This is a very broad topic and I'm kinda looking for advice.
I have an API and transfer model with assiociations
Transfer
attributes :start_at, :end_at
belongs_to :start_location
belongs_to :end_location
belongs_to :person
On the frontend I want to display a paginated list with all transfers.
Start at | End at | From | To | Person
16:12 | 16:30 | Street1 | Street2 | John Doe
18:45 | 19:12 | StreetA | StreetB | Jane Doe
I go to page 1, fetch record with associations and display it, i go to page 2... page 3 etc.

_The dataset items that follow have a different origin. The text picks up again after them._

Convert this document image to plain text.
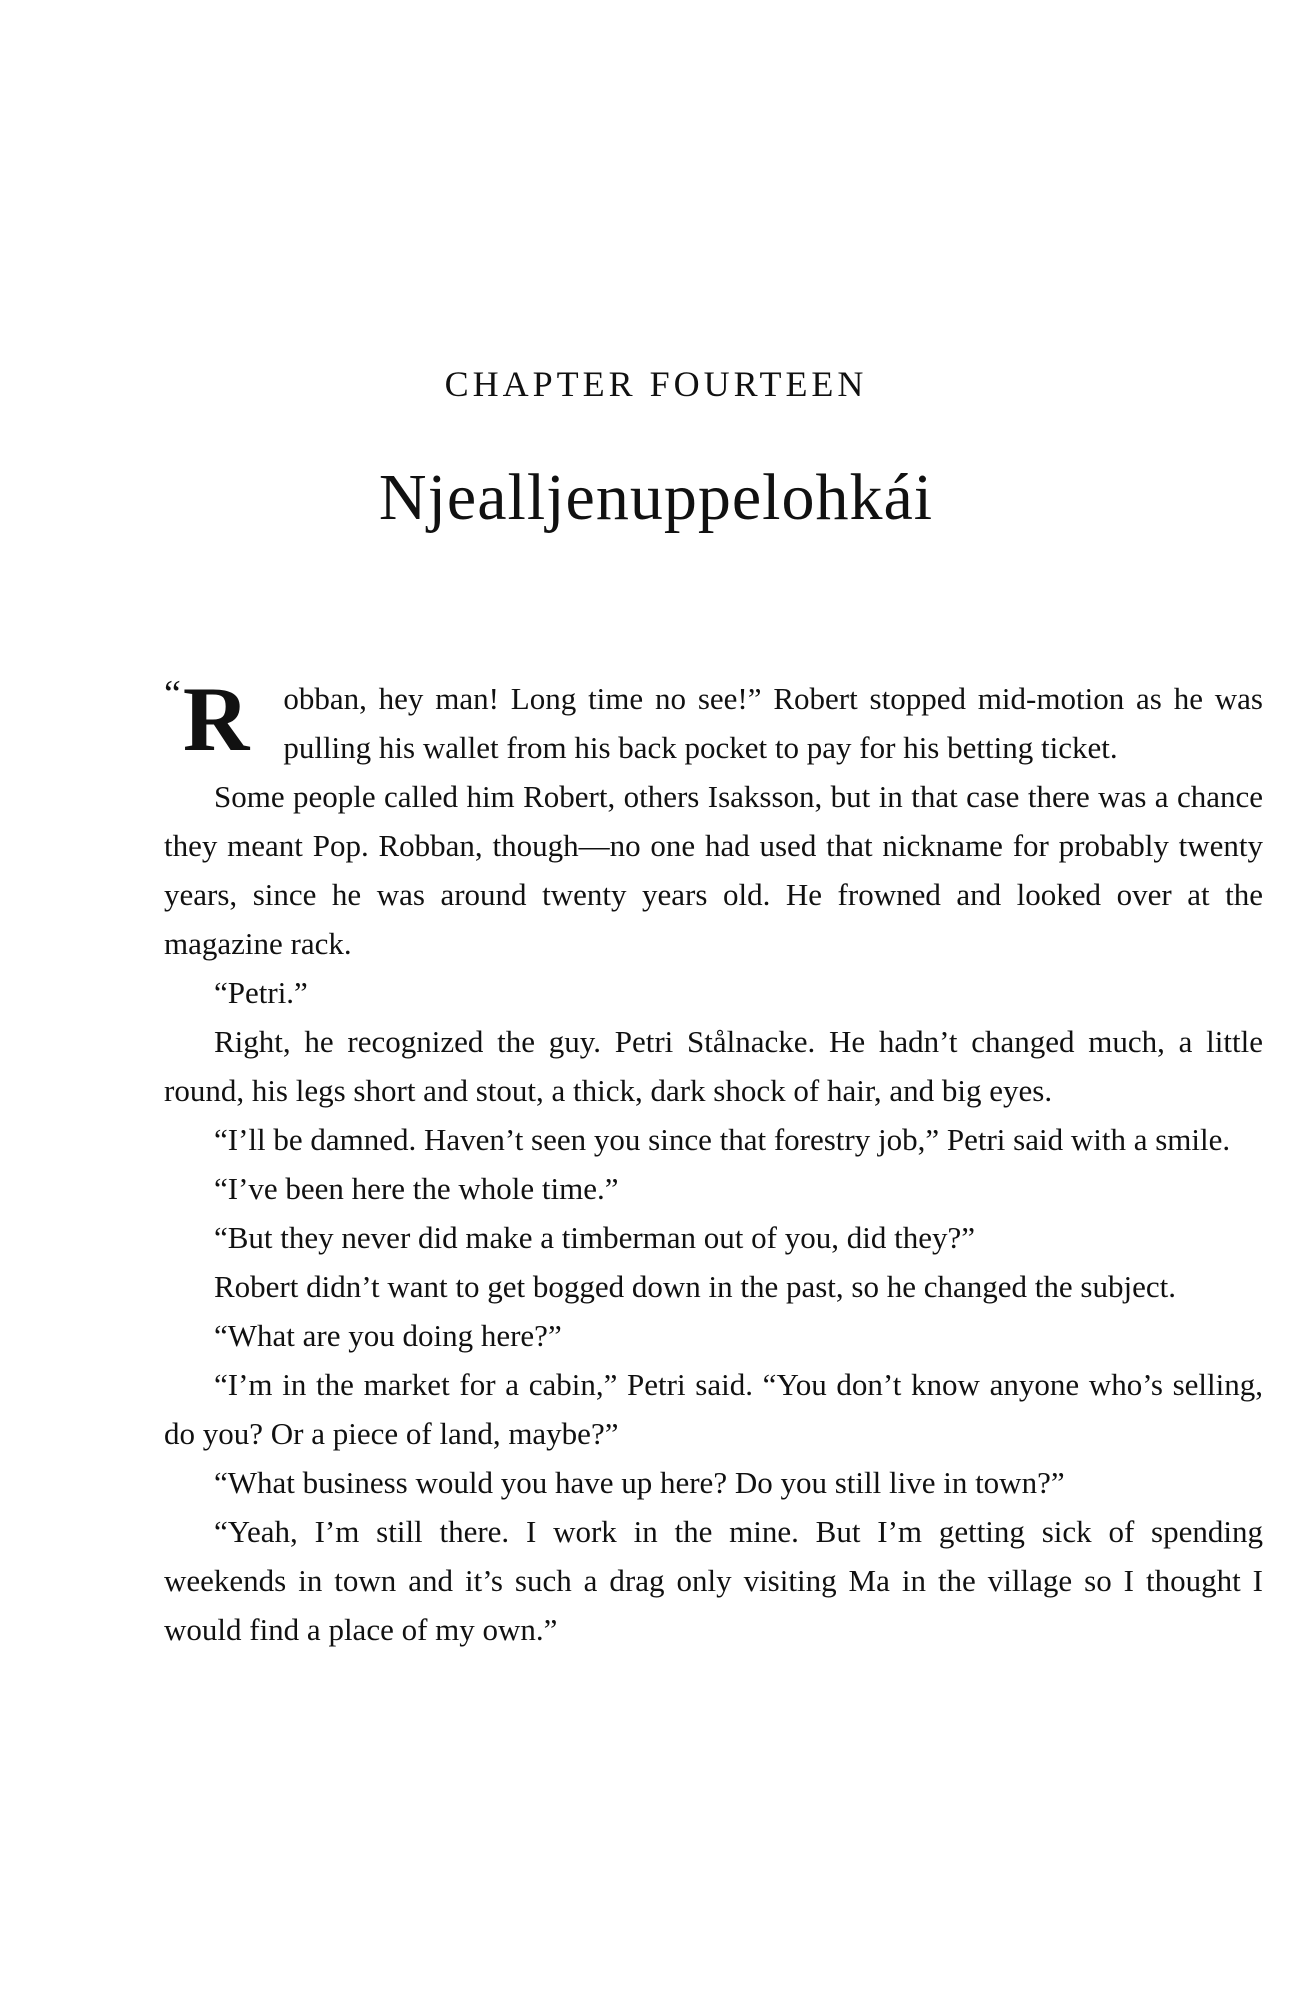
CHAPTER FOURTEEN
Njealljenuppelohkái

“ R obban, hey man! Long time no see!” Robert stopped mid-motion as he was pulling his wallet from his back pocket to pay for his betting ticket.

Some people called him Robert, others Isaksson, but in that case there was a chance they meant Pop. Robban, though—no one had used that nickname for probably twenty years, since he was around twenty years old. He frowned and looked over at the magazine rack.

“Petri.”

Right, he recognized the guy. Petri Stålnacke. He hadn’t changed much, a little round, his legs short and stout, a thick, dark shock of hair, and big eyes.

“I’ll be damned. Haven’t seen you since that forestry job,” Petri said with a smile.

“I’ve been here the whole time.”

“But they never did make a timberman out of you, did they?”

Robert didn’t want to get bogged down in the past, so he changed the subject.

“What are you doing here?”

“I’m in the market for a cabin,” Petri said. “You don’t know anyone who’s selling, do you? Or a piece of land, maybe?”

“What business would you have up here? Do you still live in town?”

“Yeah, I’m still there. I work in the mine. But I’m getting sick of spending weekends in town and it’s such a drag only visiting Ma in the village so I thought I would find a place of my own.”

It's simple and works perfectly fine.
But I can also do it differently.
When i go to page 1, instead of fetching data, i fetch only ids. So my json looks something like this
{
"transfers": [
{ "id": 1, "person_id": 44, "start_location_id": 152, "end_location_id": 156 }
{ "id": 1, "person_id": 44, "start_location_id": 152, "end_location_id": 156 }
(...)
]
}
In the next step I fetch all the data by given ids and save it in some global store
Now when im paginating i always get the ids on each page, but instead of fetching the data over and over on each page i first hit my store and check if i can grab it from there. Obviously sometimes i need to lazy load more data, also i will need to use websockets to update stored records. That's a lot more work actually.
I don't have any requirments from my client. That's just something I was thinking about recently.
This solution can potentially save some bandwidth but my question is... Is it worth it?
There are websites that serve thousands of requests, rendering html every time so should i really care?
Are you guys doing something similar?
THANK YOU!
TL;DR What are frontend data caching strategies that you are using and is it worth the effort?